ODOT sees record number of pot hole claims


From 2013 to 2018, ODOT paid $3.4 million to drivers who claimed the state was negligent for not filling potholes.

The state says even if you file a claim quickly, you'll have to wait months for your check.

"If it's less than $10,000 we're looking at four to six months," says Matt Bruning, ODOT Spokesperson.

No one is immune from the damage a pothole can bring, including the director of the Ohio Department of Natural Resources who filed a claim against ODOT for a pothole he hit.

Director James Zehringer filed his claim in February. He wrote on the claim form, "I hit a very deep pothole...causing my right front tire to blow out and bending my rim."

His claim: $1,227.04. We spoke to him by phone.
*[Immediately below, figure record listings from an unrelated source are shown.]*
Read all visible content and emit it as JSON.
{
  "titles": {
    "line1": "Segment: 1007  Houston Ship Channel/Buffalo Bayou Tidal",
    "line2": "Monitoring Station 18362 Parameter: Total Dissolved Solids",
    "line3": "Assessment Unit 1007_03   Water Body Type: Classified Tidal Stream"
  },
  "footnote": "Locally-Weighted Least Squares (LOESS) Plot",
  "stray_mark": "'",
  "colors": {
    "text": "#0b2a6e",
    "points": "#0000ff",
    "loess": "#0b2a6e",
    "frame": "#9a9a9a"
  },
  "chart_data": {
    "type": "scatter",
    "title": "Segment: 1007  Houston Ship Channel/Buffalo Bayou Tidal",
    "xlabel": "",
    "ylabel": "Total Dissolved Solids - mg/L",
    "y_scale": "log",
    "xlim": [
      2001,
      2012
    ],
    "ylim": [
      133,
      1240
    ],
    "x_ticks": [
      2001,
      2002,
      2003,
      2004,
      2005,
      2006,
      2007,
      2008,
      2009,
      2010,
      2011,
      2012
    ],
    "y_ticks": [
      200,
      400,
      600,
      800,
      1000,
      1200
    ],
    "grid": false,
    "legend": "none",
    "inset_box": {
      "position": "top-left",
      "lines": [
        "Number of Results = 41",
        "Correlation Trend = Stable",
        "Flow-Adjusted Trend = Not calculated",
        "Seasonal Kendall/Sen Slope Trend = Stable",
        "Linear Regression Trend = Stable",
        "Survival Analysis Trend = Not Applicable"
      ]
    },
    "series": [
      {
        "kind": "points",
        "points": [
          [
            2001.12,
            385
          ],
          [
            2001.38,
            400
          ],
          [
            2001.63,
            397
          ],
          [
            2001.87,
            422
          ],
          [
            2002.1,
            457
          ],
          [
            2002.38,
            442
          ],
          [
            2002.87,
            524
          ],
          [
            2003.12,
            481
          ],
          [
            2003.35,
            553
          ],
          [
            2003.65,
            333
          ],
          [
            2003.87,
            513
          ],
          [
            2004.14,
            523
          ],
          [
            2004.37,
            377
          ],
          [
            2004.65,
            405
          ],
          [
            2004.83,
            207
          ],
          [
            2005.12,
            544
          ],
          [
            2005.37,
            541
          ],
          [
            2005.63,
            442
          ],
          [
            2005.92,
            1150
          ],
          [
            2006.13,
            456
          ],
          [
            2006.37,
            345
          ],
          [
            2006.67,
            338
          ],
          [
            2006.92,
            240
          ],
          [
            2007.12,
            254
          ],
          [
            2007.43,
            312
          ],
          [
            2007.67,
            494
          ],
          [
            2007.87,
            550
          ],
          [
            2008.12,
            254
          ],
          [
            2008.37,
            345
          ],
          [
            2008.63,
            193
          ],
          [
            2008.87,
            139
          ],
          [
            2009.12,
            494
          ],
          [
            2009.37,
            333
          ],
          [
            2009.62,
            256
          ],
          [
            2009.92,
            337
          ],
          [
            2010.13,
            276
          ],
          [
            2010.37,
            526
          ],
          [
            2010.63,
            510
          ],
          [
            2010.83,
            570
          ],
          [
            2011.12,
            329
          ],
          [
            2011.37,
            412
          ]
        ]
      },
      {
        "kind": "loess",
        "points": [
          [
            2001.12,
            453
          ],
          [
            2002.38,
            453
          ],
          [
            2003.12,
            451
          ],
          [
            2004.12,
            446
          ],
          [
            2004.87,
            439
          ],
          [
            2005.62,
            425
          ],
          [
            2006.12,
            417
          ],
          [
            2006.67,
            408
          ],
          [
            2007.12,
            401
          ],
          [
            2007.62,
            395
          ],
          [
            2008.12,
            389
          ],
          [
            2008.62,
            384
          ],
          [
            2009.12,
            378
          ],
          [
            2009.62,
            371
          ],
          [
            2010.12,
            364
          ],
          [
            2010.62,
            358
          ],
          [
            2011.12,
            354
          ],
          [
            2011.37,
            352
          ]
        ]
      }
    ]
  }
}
He told us, "My claim was approved, but I've yet to receive a check."

He wasn't the only person to hit the pothole at I-670 and I-270.

"He was one of four that have been marked for settlement; there were a total of 21 damage complaints, of those 21, four people filed claims," says Bruning.

Claims filed against ODOT for car damages show how damaging the freeze/thaw cycle was to the state's freeways.

Last year, the state received 364 claims for damages, most of them for pothole damages.This year, the number jumped to 928. That's a 255 percent increase.

ODOT says it wants the public to report potholes so it can fix them before someone else strikes one.

Because if ODOT doesn't know the pothole exists, and you hit one, it's not liable.

Only when someone reports a pothole and ODOT fails to fix it can you get paid for the damage. Drivers are encouraged to fill out an ODOT road defect report.

ODOT says in order to get your claim filed quickly, provide as much detail as possible including. where it happened, photos of the damage, a copy of the repair bill, and any other information that will help describe the damage to your car.